J’ai fait hier une expérience que j’aimerais partager avec vous, sur l’inépuisable sujet de nos dépendances de toutes sortes. Un thème bien connu dans le médical, puisqu’une dépendance, elle nous tient dans sa petite main crochue et ne nous lâche que lorsque nous avons réussi à la démasquer et à la brider. Là ! Reste sage, petite dépendance, fini de jouer ! Tout ça à cause de la fichue dopamine, l’hormone du plaisir, de la récompense, qui se croit obligée de sortir de sa cachette synaptique chaque fois qu’une occasion surgit. Alors pour certains, cette petite coquine va jouer les filles de l’air face à une partie de poker, pour d’autres, devant un jupon un peu trop virevoltant, un moyen de faire du fric rapide, ou encore la perspective d’un verre d’alcool… Les histoires sont brèves, le plaisir court mais la dopamine explose dans le cerveau et pour quelques secondes, c’est le bonheur ! Pour Noël, la furie d’achats sera cette petite prison chimique qui nous clôt le regard et ouvre grand le porte monnaie, dans une furie dépensière salutaire pour tous les commerçants de la terre.

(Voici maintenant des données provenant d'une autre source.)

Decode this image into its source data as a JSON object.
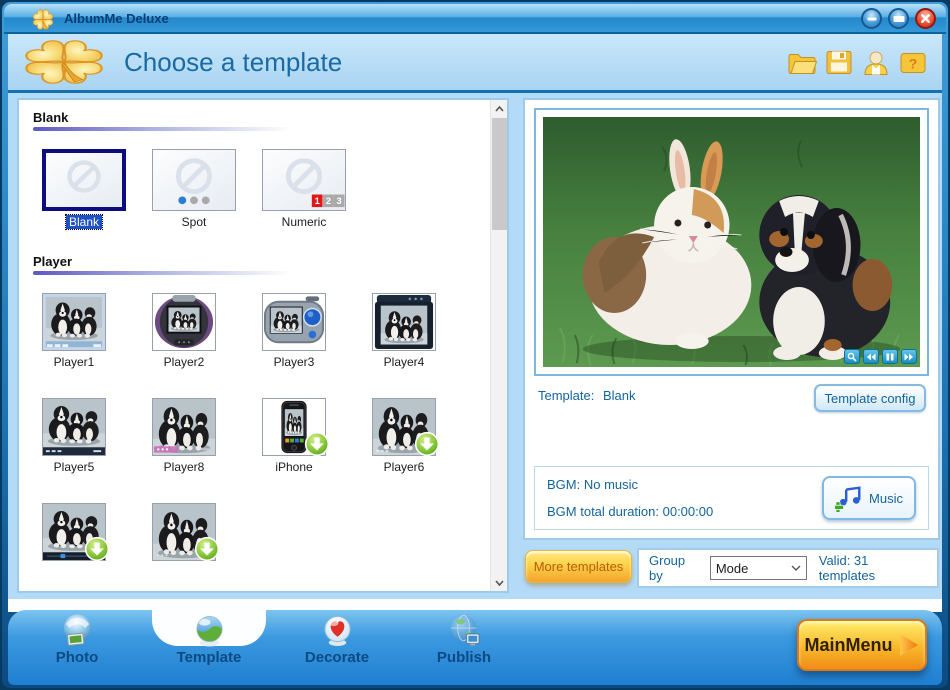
{
  "window": {
    "title": "AlbumMe Deluxe",
    "control_icons": [
      "minimize-icon",
      "maximize-icon",
      "close-icon"
    ]
  },
  "header": {
    "title": "Choose a template",
    "toolbar_icons": [
      "open-project-icon",
      "save-icon",
      "user-icon",
      "help-icon"
    ],
    "logo_icon": "clover-logo-icon"
  },
  "template_browser": {
    "sections": [
      {
        "name": "Blank",
        "thumb_size": "large",
        "rows": [
          [
            {
              "label": "Blank",
              "thumb": "blank",
              "selected": true,
              "download_badge": false
            },
            {
              "label": "Spot",
              "thumb": "spot",
              "selected": false,
              "download_badge": false
            },
            {
              "label": "Numeric",
              "thumb": "numeric",
              "selected": false,
              "download_badge": false
            }
          ]
        ]
      },
      {
        "name": "Player",
        "thumb_size": "small",
        "rows": [
          [
            {
              "label": "Player1",
              "thumb": "player1",
              "selected": false,
              "download_badge": false
            },
            {
              "label": "Player2",
              "thumb": "player2",
              "selected": false,
              "download_badge": false
            },
            {
              "label": "Player3",
              "thumb": "player3",
              "selected": false,
              "download_badge": false
            },
            {
              "label": "Player4",
              "thumb": "player4",
              "selected": false,
              "download_badge": false
            }
          ],
          [
            {
              "label": "Player5",
              "thumb": "player5",
              "selected": false,
              "download_badge": false
            },
            {
              "label": "Player8",
              "thumb": "player8",
              "selected": false,
              "download_badge": false
            },
            {
              "label": "iPhone",
              "thumb": "iphone",
              "selected": false,
              "download_badge": true
            },
            {
              "label": "Player6",
              "thumb": "player6",
              "selected": false,
              "download_badge": true
            }
          ],
          [
            {
              "label": "",
              "thumb": "player9",
              "selected": false,
              "download_badge": true
            },
            {
              "label": "",
              "thumb": "player10",
              "selected": false,
              "download_badge": true
            }
          ]
        ]
      }
    ]
  },
  "preview": {
    "template_label": "Template:",
    "template_value": "Blank",
    "config_button": "Template config",
    "control_icons": [
      "zoom-icon",
      "rewind-icon",
      "pause-icon",
      "fast-forward-icon"
    ]
  },
  "bgm": {
    "line1": "BGM: No music",
    "line2": "BGM total duration: 00:00:00",
    "music_button": "Music"
  },
  "footer_controls": {
    "more_templates_button": "More templates",
    "group_by_label": "Group by",
    "group_by_value": "Mode",
    "valid_text": "Valid: 31 templates"
  },
  "tabs": [
    {
      "label": "Photo",
      "icon": "photo-icon",
      "active": false
    },
    {
      "label": "Template",
      "icon": "template-icon",
      "active": true
    },
    {
      "label": "Decorate",
      "icon": "decorate-icon",
      "active": false
    },
    {
      "label": "Publish",
      "icon": "publish-icon",
      "active": false
    }
  ],
  "main_menu_button": "MainMenu",
  "colors": {
    "accent_blue": "#1372ae",
    "text_blue": "#14649e",
    "selection_blue": "#1e50c8",
    "button_orange": "#f2a52c",
    "badge_green": "#5aa81e",
    "close_red": "#e84a30",
    "toolbar_blue": "#1f7fd0"
  }
}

Et moi, naïve, j’ai longtemps cru que j’étais dénuée de ces dépendances que j’observais chez les autres… Naïve, vous ai-je dit ? Trop !

Car force est de constater que ma dépendance, elle est bien réelle, même si elle prend une forme un peu atypique, ou alors trop courante mais peu reconnue. Je suis accroc au mouvement ! A l’action, à la tâche, au coup de main intempestif, à la galopade précipitée vers la moindre source d’occupation. Le principe est tout bête. Prenez un moment dans la journée où rien n’est vraiment prévu, où un espace peut prendre ses aises et se mettre à respirer tranquillement. Paf ! C’est plus fort que moi ! Il faut remplir le vide ! Et je m’invente des tas de tâches plus ou moins utiles pour combler le trou ! Tout en me plaignant de ne pas avoir le temps de faire ci ou ça, le comble ! C’est pernicieux, sournois et malin, cette petite habitude difficile à dénoncer qui devient maladive. La maladie de l’efficacité prétendue, où l’on sacrifie volontiers une forme de sérénité tranquille sur l’autel de la rentabilité et de la perfection ! On n’a jamais fini de lui faire la chasse à celle-là !

Si bien qu’hier, fatiguée de ces derniers mois, et devant le temps humide, gris et froid, j’ai mené une petite révolution tranquille. J’ai décrété la journée du pyjama, une journée lente où rien de productif de ne réaliserait. Pyjama, thé vert fumant à côté de moi, je tricote, lis et vagabonde dans une maison chaude. Pas d’objectif, juste du plaisir et de la lenteur. Je crois que la dernière occurrence d’une telle expérience datait… du bateau ! Il était temps de s’y remettre, 3 ans et demi plus tard. J’en suis encore toute retournée, apaisée et guérie temporairement (ne rêvons pas, on ne quitte pas une dépendance comme on finit un verre d’eau) de ma petite habitude tenace et chronophage.

Alors si le virus du faire vous touche également, on pourrait faire un club de résistance à son emprise mondiale, et lutter ensemble pour faire de la place pour des journées lentes en 2017… Qu’en dites-vous ???